- Born: March 1, 1877 Detroit, Michigan, US
- Died: October 23, 1951 (aged 74) Romulus, Michigan, US
- Burial place: Romulus Memorial Cemetery Romulus, Michigan
- Military career
- Allegiance: United States of America
- Branch: United States Army
- Rank: Corporal
- Unit: Company F., 30th Infantry, U. S. Volunteers
- Conflicts: Spanish–American War Philippine–American War
- Awards: Medal of Honor

= Charles Cawetzka =

US Army soldier and Medal of Honor recipient

Charles Cawetzka (March 1, 1877 Detroit, Michigan – October 23, 1951) was a United States Army soldier who received the Medal of Honor for actions on August 23, 1900, during the Philippine–American War. Private Cawetzka protected a wounded comrade from a "numerically superior enemy". Private Cawetzka is buried in Romulus Memorial Cemetery in Romulus, Michigan.

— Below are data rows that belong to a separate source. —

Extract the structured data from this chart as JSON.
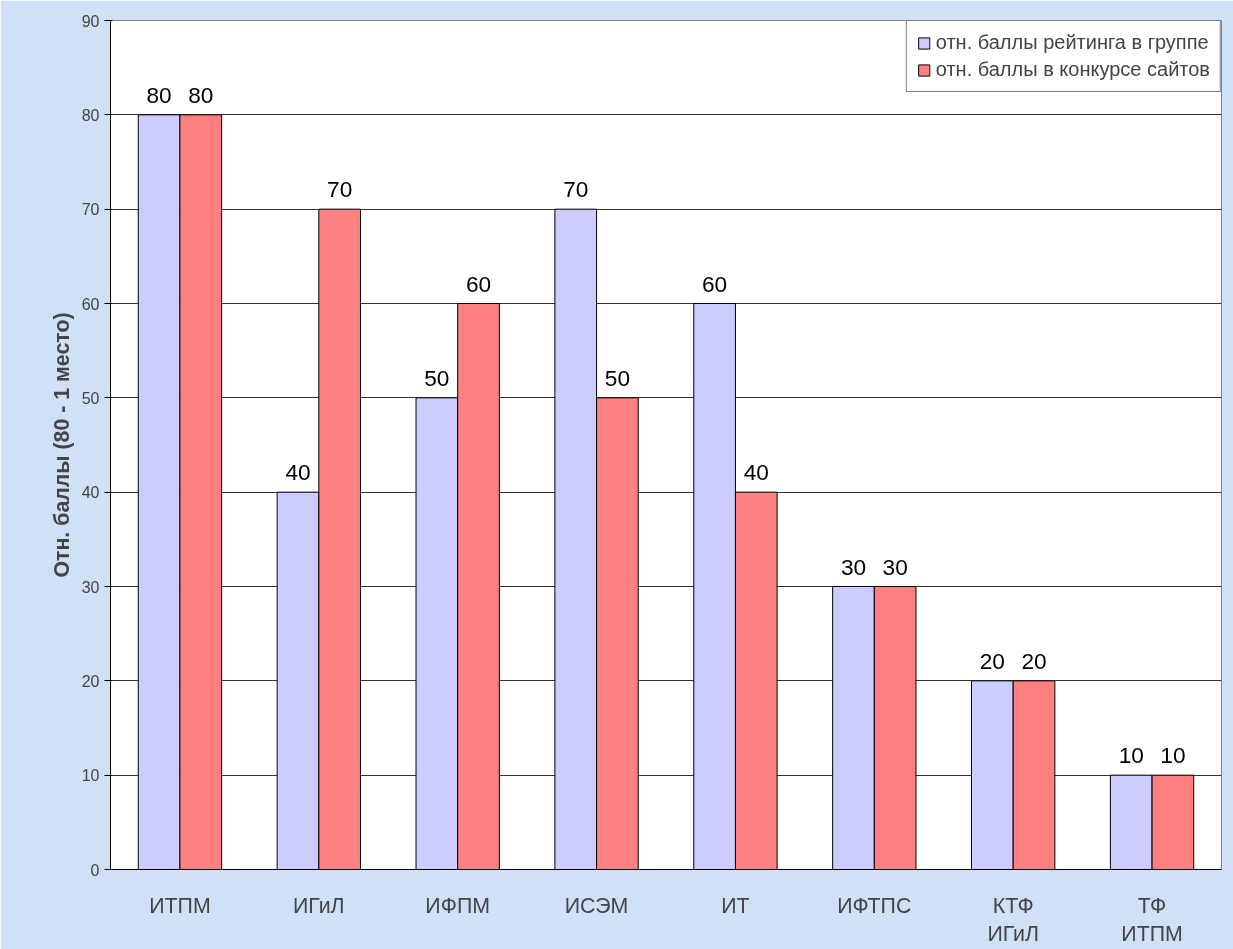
{
  "chart_data": {
    "type": "bar",
    "ylabel": "Отн. баллы (80 - 1 место)",
    "categories": [
      "ИТПМ",
      "ИГиЛ",
      "ИФПМ",
      "ИСЭМ",
      "ИТ",
      "ИФТПС",
      "КТФ\nИГиЛ",
      "ТФ\nИТПМ"
    ],
    "series": [
      {
        "name": "отн. баллы рейтинга в группе",
        "color": "#ccccff",
        "values": [
          80,
          40,
          50,
          70,
          60,
          30,
          20,
          10
        ]
      },
      {
        "name": "отн. баллы в конкурсе сайтов",
        "color": "#ff8080",
        "values": [
          80,
          70,
          60,
          50,
          40,
          30,
          20,
          10
        ]
      }
    ],
    "ylim": [
      0,
      90
    ],
    "yticks": [
      0,
      10,
      20,
      30,
      40,
      50,
      60,
      70,
      80,
      90
    ],
    "grid": "y",
    "legend": "top right",
    "data_labels": true
  }
}
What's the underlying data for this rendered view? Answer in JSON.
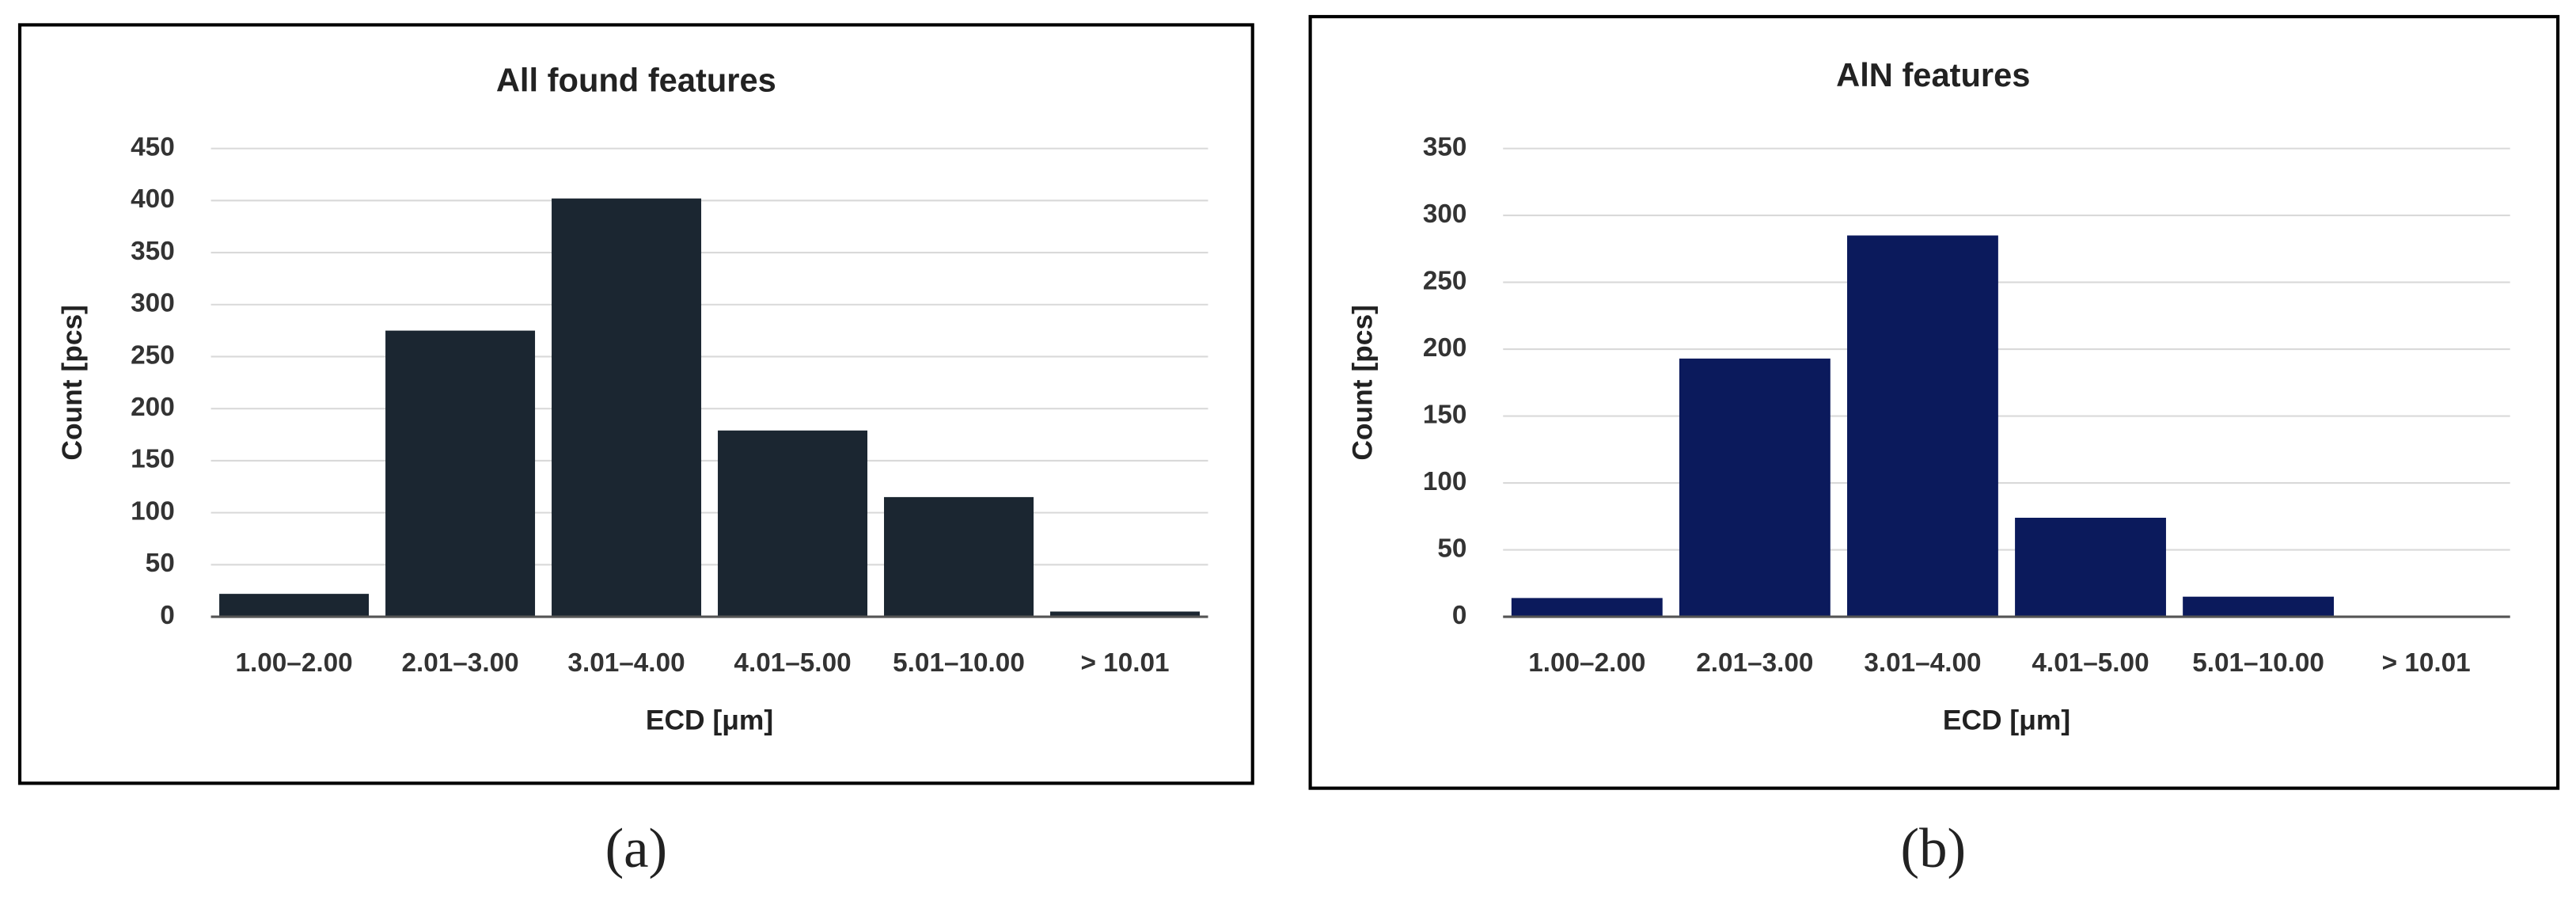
{
  "chart_data": [
    {
      "type": "bar",
      "title": "All found features",
      "label": "(a)",
      "categories": [
        "1.00–2.00",
        "2.01–3.00",
        "3.01–4.00",
        "4.01–5.00",
        "5.01–10.00",
        "> 10.01"
      ],
      "values": [
        22,
        275,
        402,
        179,
        115,
        5
      ],
      "color": "#1b2631",
      "x_label": "ECD [μm]",
      "y_label": "Count  [pcs]",
      "ylim": [
        0,
        450
      ],
      "yticks": [
        0,
        50,
        100,
        150,
        200,
        250,
        300,
        350,
        400,
        450
      ],
      "grid": true
    },
    {
      "type": "bar",
      "title": "AlN features",
      "label": "(b)",
      "categories": [
        "1.00–2.00",
        "2.01–3.00",
        "3.01–4.00",
        "4.01–5.00",
        "5.01–10.00",
        "> 10.01"
      ],
      "values": [
        14,
        193,
        285,
        74,
        15,
        0
      ],
      "color": "#0b1a5c",
      "x_label": "ECD [μm]",
      "y_label": "Count  [pcs]",
      "ylim": [
        0,
        350
      ],
      "yticks": [
        0,
        50,
        100,
        150,
        200,
        250,
        300,
        350
      ],
      "grid": true
    }
  ]
}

==Medal of Honor citation==
Rank and Organization: Private, Company F, 30th Infantry, U.S. Volunteers. Place and Date: Near Sariaya, Luzon, Philippine Islands, August 23, 1900. Entered Service At: Wayne, Mich. Birth: Detroit, Mich. Date of Issue: March 14, 1902.

Citation:

Single-handed, he defended a disabled comrade against a greatly superior force of the enemy.